Susan Gaertner, a former Minnesota prosecutor now in private practice who has no connection to the case, said it’s difficult to prove that an officer acted unreasonably when making a split-second decision.
“The law recognizes that second-guessing that life-or-death decision is something you need to do with great care. And it’s natural for a jury to hesitate saying to a police officer, ‘Well if it had been me, I wouldn’t have pulled the trigger.'”
“These are tough, tough cases,” she said.
Police officers are rarely charged in on-duty shootings, much less convicted. A database published by the Washington Post shows that since the start of 2015, U.S. police officers have shot and killed between 900 to 1,000 people each year.
Since 2005, though, only 98 nonfederal officers have been charged with murder or manslaughter in an on-duty shooting, according to data compiled by Philip Stinson, a criminologist at Bowling Green State University. Some of those prosecutions are pending, but only 35 officers have been convicted, and often those convictions were for lesser offenses, Stinson said.
Only three officers stand convicted of murder; four others had their murder convictions overturned.
WHAT TO EXPECT
Noor’s partner, Harrity, is expected to testify, along with several experts on forensics and the use of force by police. Damond’s fiance, Don Damond, is also expected to testify.
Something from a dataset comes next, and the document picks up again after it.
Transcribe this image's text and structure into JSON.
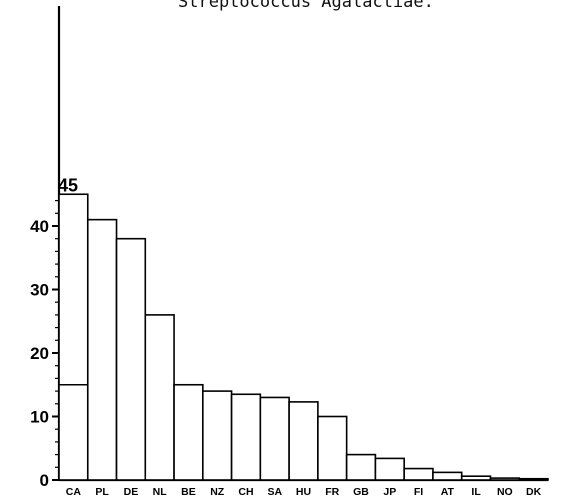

He was out of town on the night Justine was killed, but he spoke to her by phone while she was waiting for the police.
Noor’s attorneys haven’t said whether he will testify. If he does, prosecutors may be able to introduce some evidence that the defense wanted to keep out of the state’s case, including that he refused to speak to investigators. They also could bring up a 2015 psychological test that showed Noor disliked being around people and had difficulty confronting others. Despite that test, a psychiatrist found him fit to be a cadet officer.
The trial is expected to last weeks.
SHOOTING LED TO CHANGES
Damond’s death spurred immediate changes and cost people their jobs.
The police chief at the time, Janee Harteau, was out of state when the shooting happened and didn’t return for several days. When she did return, she found herself defending Noor’s training, and she was soon forced out of her job by Mayor Betsy Hodges. Hodges, herself, lost her bid for re-election four months after Damond’s death in a race influenced by that shooting and the 2015 police shooting of Jamar Clark, a black man killed in a struggle with two officers.
Medaria Arradondo, who replaced Harteau as police chief, immediately moved to strengthen the department’s policy on body cameras by requiring that they be activated immediately when an officer responds to a call or makes a traffic stop.
Separately, Damond’s father, John Ruszczyk, has filed a $50 million lawsuit against Noor, Harrity, the city and police leaders, alleging that his daughter’s civil rights were violated. That case is on hold in federal court until criminal case is resolved.